Fiber properties. (A) Input box with options for fiber properties. (B) Histograms showing minimum Feret diameter (top) and fiber CSA (bottom). (C) Truncated example of Excel output from running fiber properties function.

Figure 6

Fiber type. (A) Input box with options for fiber type function. (B) Truncated example of Excel output from running fiber type function. (C) Portion of immunofluorescent image. Red is laminin stain, green is slow muscle myosin heavy chain, and blue is DAPI (top left). Image showing negative fibers in gray and positive fibers in white (top right). Histogram of average fiber intensity for fiber type stain with threshold value (bottom left). Histogram of fiber CSA with positive fiber in red and all fibers in blue (bottom right).

Figure 7

Centrally nucleated fibers. (A) Input box with options for CNF function. (B) Truncated example of Excel output from running CNF function. (C) Portion of immunofluorescent image. Red is laminin stain, green is slow muscle myosin heavy chain, and blue is DAPI (top left). Image showing filtered nuclei (top right). Image with boarder regions in red and nuclei above threshold in blue (bottom left).
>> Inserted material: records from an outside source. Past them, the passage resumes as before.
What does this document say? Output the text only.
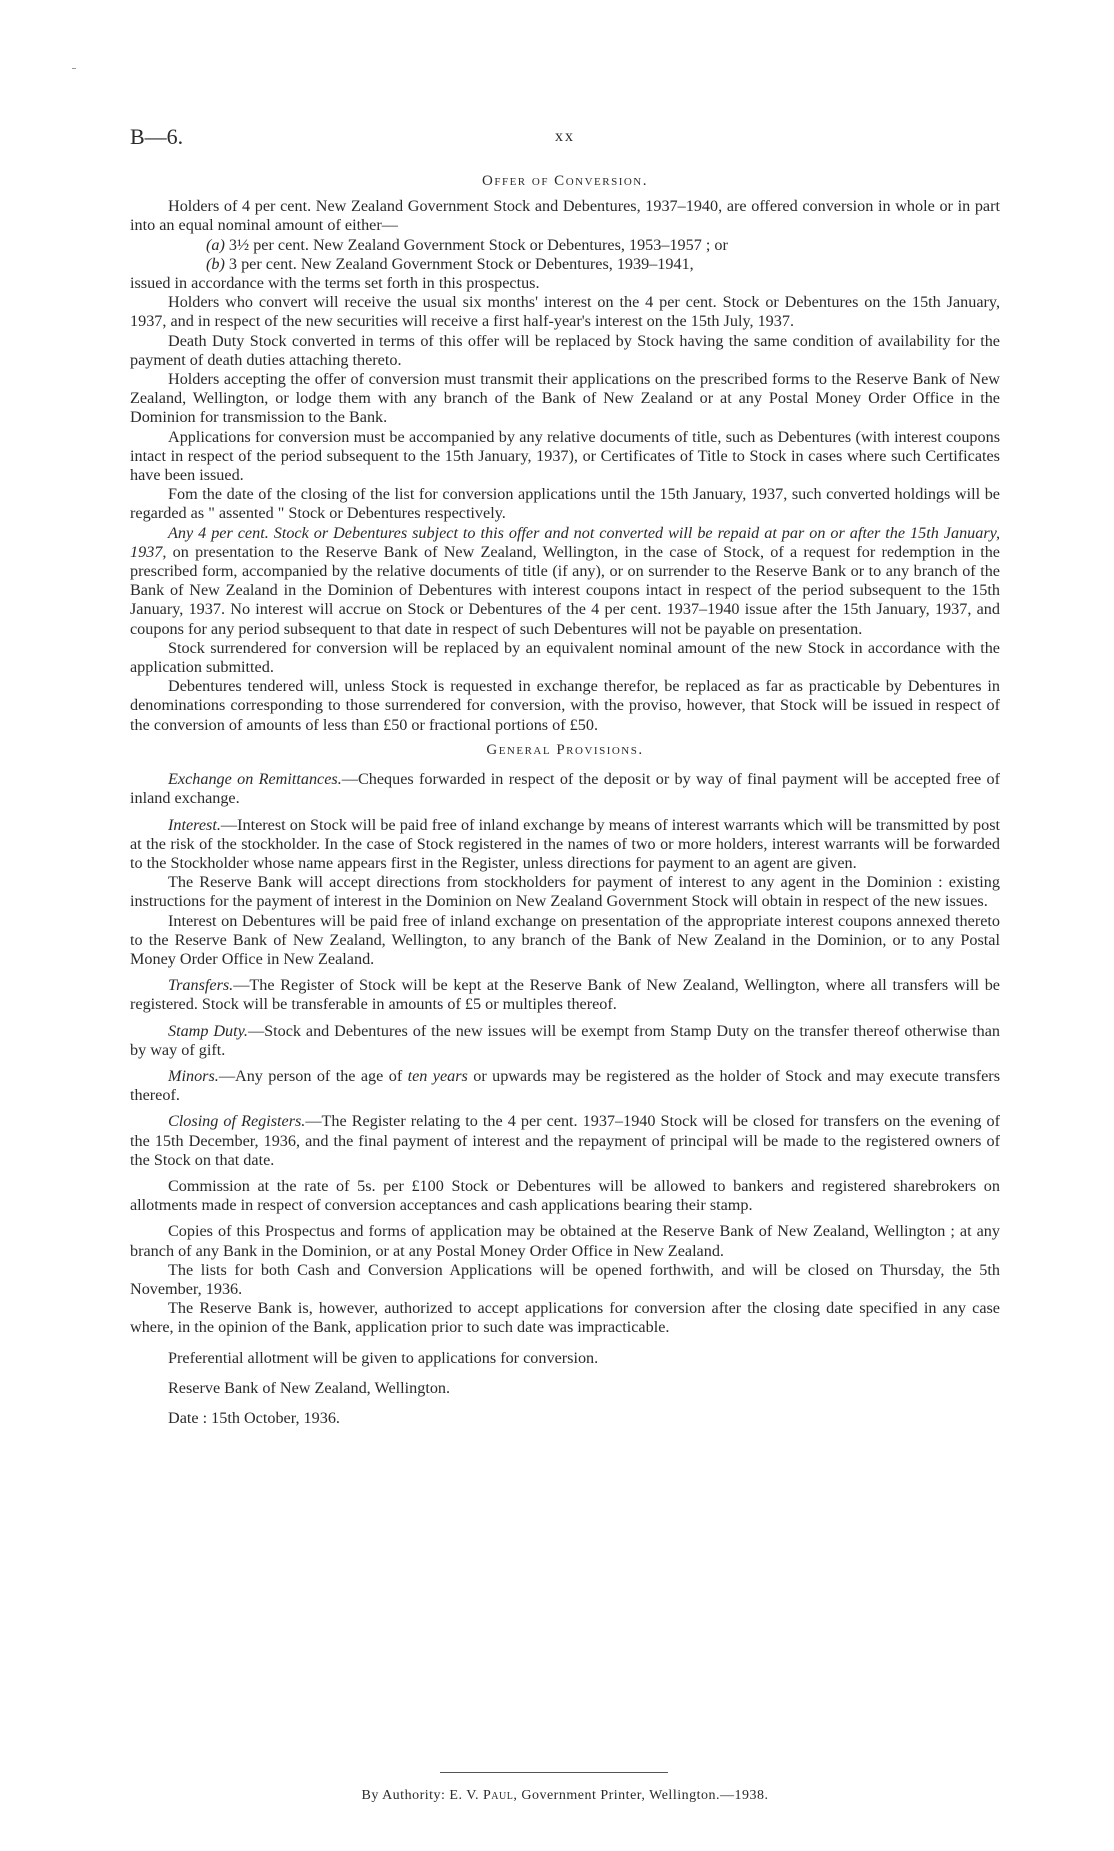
B—6.	xx
Offer of Conversion.

Holders of 4 per cent. New Zealand Government Stock and Debentures, 1937–1940, are offered conversion in whole or in part into an equal nominal amount of either—

(a) 3½ per cent. New Zealand Government Stock or Debentures, 1953–1957 ; or

(b) 3 per cent. New Zealand Government Stock or Debentures, 1939–1941,

issued in accordance with the terms set forth in this prospectus.

Holders who convert will receive the usual six months' interest on the 4 per cent. Stock or Debentures on the 15th January, 1937, and in respect of the new securities will receive a first half-year's interest on the 15th July, 1937.

Death Duty Stock converted in terms of this offer will be replaced by Stock having the same condition of availability for the payment of death duties attaching thereto.

Holders accepting the offer of conversion must transmit their applications on the prescribed forms to the Reserve Bank of New Zealand, Wellington, or lodge them with any branch of the Bank of New Zealand or at any Postal Money Order Office in the Dominion for transmission to the Bank.

Applications for conversion must be accompanied by any relative documents of title, such as Debentures (with interest coupons intact in respect of the period subsequent to the 15th January, 1937), or Certificates of Title to Stock in cases where such Certificates have been issued.

Fom the date of the closing of the list for conversion applications until the 15th January, 1937, such converted holdings will be regarded as " assented " Stock or Debentures respectively.

Any 4 per cent. Stock or Debentures subject to this offer and not converted will be repaid at par on or after the 15th January, 1937, on presentation to the Reserve Bank of New Zealand, Wellington, in the case of Stock, of a request for redemption in the prescribed form, accompanied by the relative documents of title (if any), or on surrender to the Reserve Bank or to any branch of the Bank of New Zealand in the Dominion of Debentures with interest coupons intact in respect of the period subsequent to the 15th January, 1937. No interest will accrue on Stock or Debentures of the 4 per cent. 1937–1940 issue after the 15th January, 1937, and coupons for any period subsequent to that date in respect of such Debentures will not be payable on presentation.

Stock surrendered for conversion will be replaced by an equivalent nominal amount of the new Stock in accordance with the application submitted.

Debentures tendered will, unless Stock is requested in exchange therefor, be replaced as far as practicable by Debentures in denominations corresponding to those surrendered for conversion, with the proviso, however, that Stock will be issued in respect of the conversion of amounts of less than £50 or fractional portions of £50.

General Provisions.

Exchange on Remittances.—Cheques forwarded in respect of the deposit or by way of final payment will be accepted free of inland exchange.

Interest.—Interest on Stock will be paid free of inland exchange by means of interest warrants which will be transmitted by post at the risk of the stockholder. In the case of Stock registered in the names of two or more holders, interest warrants will be forwarded to the Stockholder whose name appears first in the Register, unless directions for payment to an agent are given.

The Reserve Bank will accept directions from stockholders for payment of interest to any agent in the Dominion : existing instructions for the payment of interest in the Dominion on New Zealand Government Stock will obtain in respect of the new issues.

Interest on Debentures will be paid free of inland exchange on presentation of the appropriate interest coupons annexed thereto to the Reserve Bank of New Zealand, Wellington, to any branch of the Bank of New Zealand in the Dominion, or to any Postal Money Order Office in New Zealand.

Transfers.—The Register of Stock will be kept at the Reserve Bank of New Zealand, Wellington, where all transfers will be registered. Stock will be transferable in amounts of £5 or multiples thereof.

Stamp Duty.—Stock and Debentures of the new issues will be exempt from Stamp Duty on the transfer thereof otherwise than by way of gift.

Minors.—Any person of the age of ten years or upwards may be registered as the holder of Stock and may execute transfers thereof.

Closing of Registers.—The Register relating to the 4 per cent. 1937–1940 Stock will be closed for transfers on the evening of the 15th December, 1936, and the final payment of interest and the repayment of principal will be made to the registered owners of the Stock on that date.

Commission at the rate of 5s. per £100 Stock or Debentures will be allowed to bankers and registered sharebrokers on allotments made in respect of conversion acceptances and cash applications bearing their stamp.

Copies of this Prospectus and forms of application may be obtained at the Reserve Bank of New Zealand, Wellington ; at any branch of any Bank in the Dominion, or at any Postal Money Order Office in New Zealand.

The lists for both Cash and Conversion Applications will be opened forthwith, and will be closed on Thursday, the 5th November, 1936.

The Reserve Bank is, however, authorized to accept applications for conversion after the closing date specified in any case where, in the opinion of the Bank, application prior to such date was impracticable.

Preferential allotment will be given to applications for conversion.

Reserve Bank of New Zealand, Wellington.

Date : 15th October, 1936.

By Authority: E. V. Paul, Government Printer, Wellington.—1938.
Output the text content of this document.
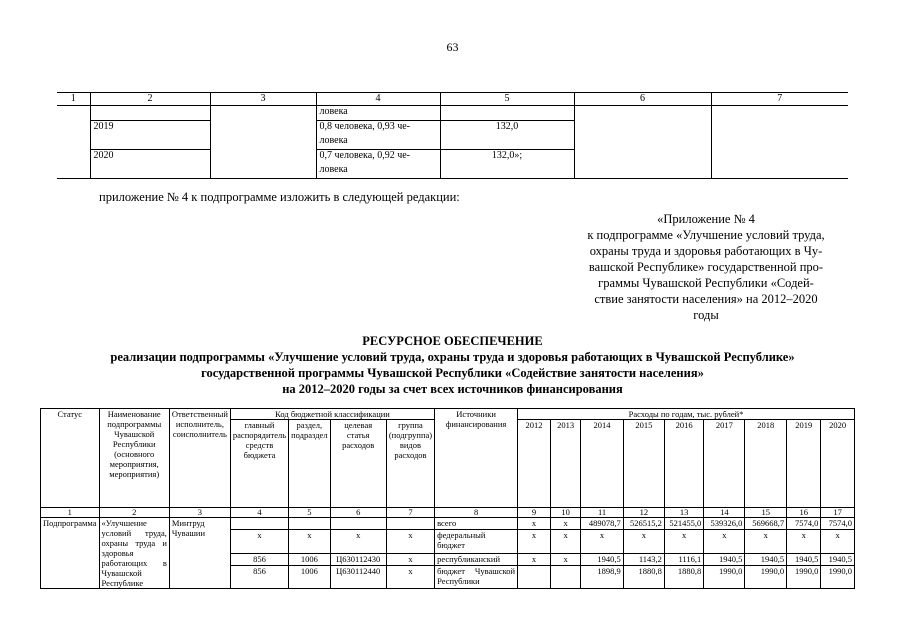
63
1	2	3	4	5	6	7
			ловека			
	2019		0,8 человека, 0,93 че-	132,0		
			ловека			
	2020		0,7 человека, 0,92 че-	132,0»;		
			ловека			
приложение № 4 к подпрограмме изложить в следующей редакции:
«Приложение № 4
к подпрограмме «Улучшение условий труда,
охраны труда и здоровья работающих в Чу-
вашской Республике» государственной про-
граммы Чувашской Республики «Содей-
ствие занятости населения» на 2012–2020
годы
РЕСУРСНОЕ ОБЕСПЕЧЕНИЕ
реализации подпрограммы «Улучшение условий труда, охраны труда и здоровья работающих в Чувашской Республике»
государственной программы Чувашской Республики «Содействие занятости населения»
на 2012–2020 годы за счет всех источников финансирования
Статус	Наименование подпрограммы Чувашской Республики (основного мероприятия, мероприятия)	Ответственный исполнитель, соисполнитель	Код бюджетной классификации				Источники финансирования	Расходы по годам, тыс. рублей*								
			главный распорядитель средств бюджета	раздел, подраздел	целевая статья расходов	группа (подгруппа) видов расходов		2012	2013	2014	2015	2016	2017	2018	2019	2020
1	2	3	4	5	6	7	8	9	10	11	12	13	14	15	16	17
Подпрограмма	«Улучшение условий труда, охраны труда и здоровья работающих в Чувашской Республике	Минтруд Чувашии					всего	x	x	489078,7	526515,2	521455,0	539326,0	569668,7	7574,0	7574,0
			x	x	x	x	федеральный бюджет	x	x	x	x	x	x	x	x	x
			856	1006	Ц630112430	x	республиканский	x	x	1940,5	1143,2	1116,1	1940,5	1940,5	1940,5	1940,5
			856	1006	Ц630112440	x	бюджет Чувашской Республики			1898,9	1880,8	1880,8	1990,0	1990,0	1990,0	1990,0
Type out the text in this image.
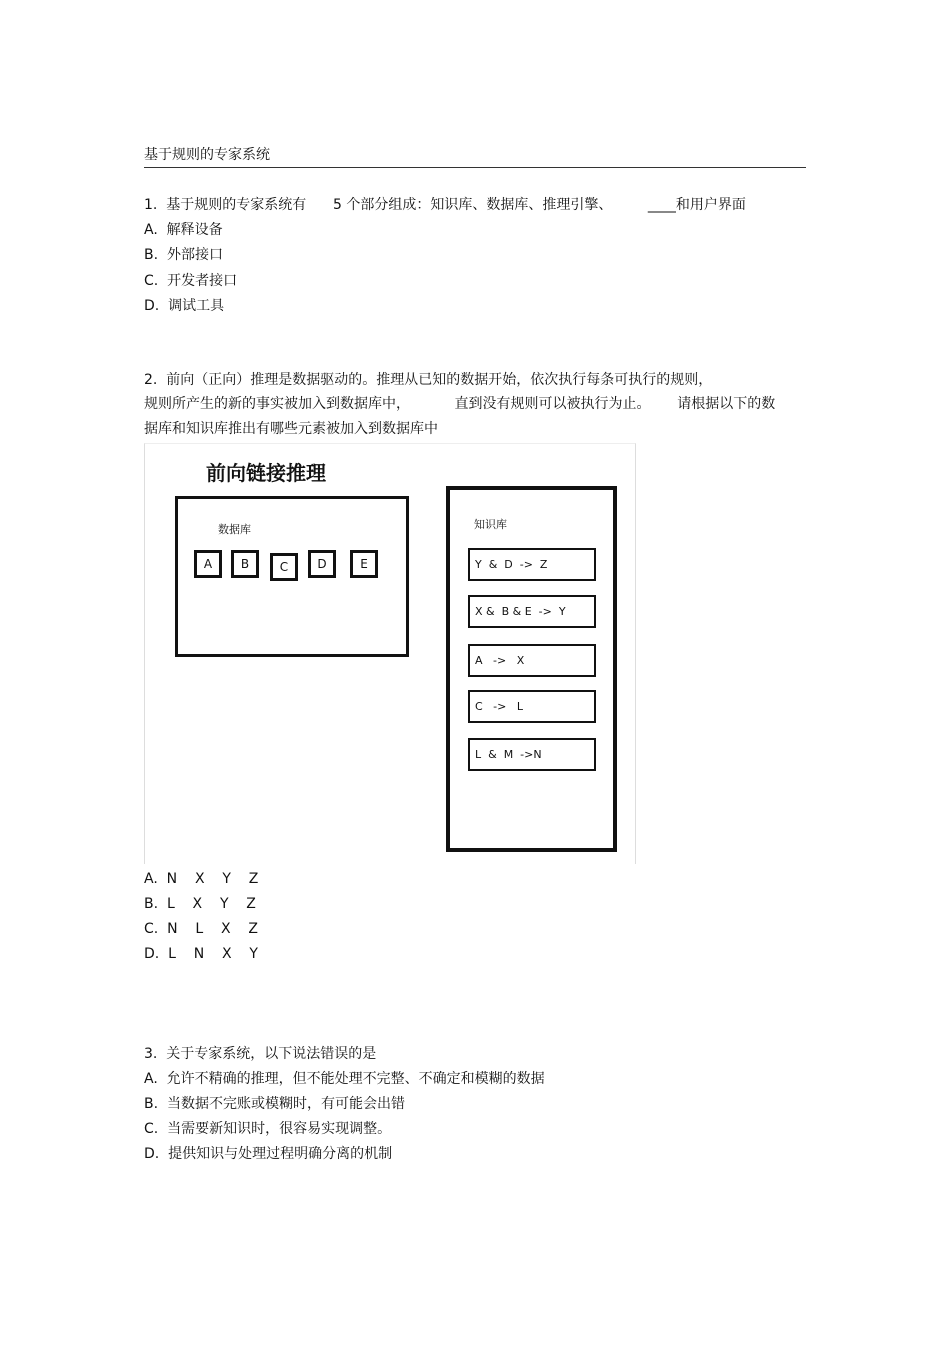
基于规则的专家系统
1.  基于规则的专家系统有      5 个部分组成：知识库、数据库、推理引擎、        ____和用户界面
A.  解释设备
B.  外部接口
C.  开发者接口
D.  调试工具
2.  前向（正向）推理是数据驱动的。推理从已知的数据开始，依次执行每条可执行的规则，
规则所产生的新的事实被加入到数据库中，          直到没有规则可以被执行为止。      请根据以下的数
据库和知识库推出有哪些元素被加入到数据库中
前向链接推理
数据库
A	B	C	D	E
知识库
Y  &  D  ->  Z
X &  B & E  ->  Y
A   ->   X
C   ->   L
L  &  M  ->N
A.  N    X    Y    Z
B.  L    X    Y    Z
C.  N    L    X    Z
D.  L    N    X    Y
3.  关于专家系统，以下说法错误的是
A.  允许不精确的推理，但不能处理不完整、不确定和模糊的数据
B.  当数据不完账或模糊时，有可能会出错
C.  当需要新知识时，很容易实现调整。
D.  提供知识与处理过程明确分离的机制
Image in which only CNFs are depicted in white (bottom right).

Figure 8

Object counter. (A) Input box with options for object counter function. (B) Truncated example of Excel output from running object counter function. (C) Portion of immunofluorescent image. Red is laminin stain, green is PECAM, and blue is DAPI (top left). Image showing only the objects of interest, here PECAM from the green channel (top right). Image showing objects of interest after smoothing filter is applied (bottom left). Binary image showing discrete objects that pass threshold value (bottom right).

Figure 9

Comparison of output data from 1-year-old C57 and mdx mouse soleus muscle. (A) Mean of cross-sectional area of fibers in C57 and mdx muscle sections. (B) Standard deviation of CSA of fibers. (C) Mean of minimum Feret diameter (MFD) of fibers. (D) Standard deviation of MFD diameter. (E) Percentage of Type I fibers in C57 and mdx muscle sections. (F) The ratio of mean CSA of type I fibers to type II fibers. (G) The percentage of fibers with centrally nucleated fiber (CNF)s. (H) The mean CSA of mdx peripherally nucleated fibers (PNF) and CNFs. *P <0.05 for mdx compared to C57, † P <0.05 for CNFs compared to PNFs within the same muscle.

Figure 10

Comparison of mask file from legacy method and SMASH. (A) Original image of a laminin stained muscle section. (B) Fibers are colored randomly from SMASH output mask with dark regions corresponding to fiber area using a simple threshold. Dark gray areas are interstitial in SMASH and fibers using legacy methods while white areas are interstitial in both masks. Figure demonstrates the larger fiber area obtained with SMASH compared to the legacy method of using a simple threshold for fiber area.